Step-by-step solution

Determine matrix \(EA\)

It is given that \(A = \left[ {\begin{array}{*{20}{c}}a&b\\c&d\end{array}} \right],{\rm{ }}E = \left[ {\begin{array}{*{20}{c}}0&1\\1&0\end{array}} \right]\).

Compute matrix \(EA\) as shown below:

\[\begin{array}{c}EA = \left[ {\begin{array}{*{20}{c}}0&1\\1&0\end{array}} \right]\left[ {\begin{array}{*{20}{c}}a&b\\c&d\end{array}} \right]\\ = \left[ {\begin{array}{*{20}{c}}{0 + c}&{0 + d}\\{a + 0}&{b + 0}\end{array}} \right]\\ = \left[ {\begin{array}{*{20}{c}}c&d\\a&b\end{array}} \right]\end{array}\]

Verify that \(\det EA = \left( {\det E} \right)\left( {\det A} \right)\)

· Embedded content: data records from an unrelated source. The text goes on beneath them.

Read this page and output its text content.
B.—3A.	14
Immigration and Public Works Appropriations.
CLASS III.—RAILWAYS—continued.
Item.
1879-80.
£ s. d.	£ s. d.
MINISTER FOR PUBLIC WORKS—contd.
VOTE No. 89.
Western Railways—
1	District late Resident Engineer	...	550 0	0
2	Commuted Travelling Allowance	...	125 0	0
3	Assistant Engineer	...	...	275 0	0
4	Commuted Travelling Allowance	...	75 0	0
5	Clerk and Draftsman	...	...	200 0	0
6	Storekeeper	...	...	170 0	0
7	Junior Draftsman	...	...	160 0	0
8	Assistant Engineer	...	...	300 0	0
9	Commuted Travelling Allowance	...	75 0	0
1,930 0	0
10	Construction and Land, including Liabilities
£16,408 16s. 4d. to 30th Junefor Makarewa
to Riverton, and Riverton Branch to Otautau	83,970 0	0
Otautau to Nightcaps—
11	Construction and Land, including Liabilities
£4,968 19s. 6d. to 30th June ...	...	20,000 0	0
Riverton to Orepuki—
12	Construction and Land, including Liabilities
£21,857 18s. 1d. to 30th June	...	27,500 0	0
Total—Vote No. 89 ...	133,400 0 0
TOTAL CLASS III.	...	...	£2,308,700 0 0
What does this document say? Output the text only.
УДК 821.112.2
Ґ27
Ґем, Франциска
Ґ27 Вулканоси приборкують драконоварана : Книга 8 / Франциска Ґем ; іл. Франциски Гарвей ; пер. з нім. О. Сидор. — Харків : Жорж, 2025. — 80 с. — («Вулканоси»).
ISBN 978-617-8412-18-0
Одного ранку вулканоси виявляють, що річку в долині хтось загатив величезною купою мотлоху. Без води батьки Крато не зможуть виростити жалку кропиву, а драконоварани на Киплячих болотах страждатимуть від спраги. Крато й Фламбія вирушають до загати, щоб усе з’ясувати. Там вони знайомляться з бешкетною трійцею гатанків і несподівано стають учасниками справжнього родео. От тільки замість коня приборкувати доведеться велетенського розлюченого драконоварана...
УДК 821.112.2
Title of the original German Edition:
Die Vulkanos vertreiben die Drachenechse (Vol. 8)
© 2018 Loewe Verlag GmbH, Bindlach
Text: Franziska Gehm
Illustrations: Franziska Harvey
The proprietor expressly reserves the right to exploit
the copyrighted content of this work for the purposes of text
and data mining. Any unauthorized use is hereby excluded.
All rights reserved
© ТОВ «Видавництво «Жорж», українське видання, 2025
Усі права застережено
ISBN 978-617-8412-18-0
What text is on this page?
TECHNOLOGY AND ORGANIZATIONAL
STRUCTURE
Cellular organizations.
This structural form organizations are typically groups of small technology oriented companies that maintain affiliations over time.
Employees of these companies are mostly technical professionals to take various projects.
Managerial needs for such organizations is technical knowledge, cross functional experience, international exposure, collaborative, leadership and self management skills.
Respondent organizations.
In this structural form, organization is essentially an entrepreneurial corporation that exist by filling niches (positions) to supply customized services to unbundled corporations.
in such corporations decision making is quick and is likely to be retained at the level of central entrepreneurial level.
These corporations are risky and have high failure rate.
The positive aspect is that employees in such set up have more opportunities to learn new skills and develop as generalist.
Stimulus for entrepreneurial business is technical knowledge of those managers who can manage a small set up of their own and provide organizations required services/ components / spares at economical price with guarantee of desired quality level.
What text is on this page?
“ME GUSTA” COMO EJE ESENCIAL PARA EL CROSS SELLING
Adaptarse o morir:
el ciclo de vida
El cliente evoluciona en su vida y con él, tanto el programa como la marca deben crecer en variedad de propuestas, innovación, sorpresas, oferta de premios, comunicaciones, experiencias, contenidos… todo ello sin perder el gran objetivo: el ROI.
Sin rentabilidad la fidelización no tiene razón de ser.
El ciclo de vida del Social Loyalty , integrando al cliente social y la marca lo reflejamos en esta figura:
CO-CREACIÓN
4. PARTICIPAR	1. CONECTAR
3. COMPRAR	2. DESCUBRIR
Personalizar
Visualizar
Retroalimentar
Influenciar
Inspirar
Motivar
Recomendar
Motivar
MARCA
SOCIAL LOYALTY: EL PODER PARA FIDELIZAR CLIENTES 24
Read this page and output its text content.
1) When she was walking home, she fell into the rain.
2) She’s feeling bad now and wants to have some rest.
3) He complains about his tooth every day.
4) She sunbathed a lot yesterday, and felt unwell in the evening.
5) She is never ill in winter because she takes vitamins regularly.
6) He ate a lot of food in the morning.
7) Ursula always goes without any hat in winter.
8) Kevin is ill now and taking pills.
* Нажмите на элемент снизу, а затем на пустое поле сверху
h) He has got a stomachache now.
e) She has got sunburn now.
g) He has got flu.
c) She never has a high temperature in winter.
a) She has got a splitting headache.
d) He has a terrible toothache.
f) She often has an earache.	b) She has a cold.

The determinants of matrices Eand A are shown below:

\[\begin{array}{c}\det E = \left| {\begin{array}{*{20}{c}}0&1\\1&0\end{array}} \right|\\ = 0 - 1\\ = - 1\\\det A = \left| {\begin{array}{*{20}{c}}a&b\\c&d\end{array}} \right|\\ = ad - bc\end{array}\]

The determinant of matrix \(EA\) is shown below:

\(\begin{array}{c}\det EA = \left| {\begin{array}{*{20}{c}}c&d\\a&b\end{array}} \right|\\ = cb - da\\ = - 1\left( {ad - bc} \right)\\ = \left( {\det E} \right)\left( {\det A} \right)\end{array}\)

Thus, it is verified that \(\det EA = \left( {\det E} \right)\left( {\det A} \right)\).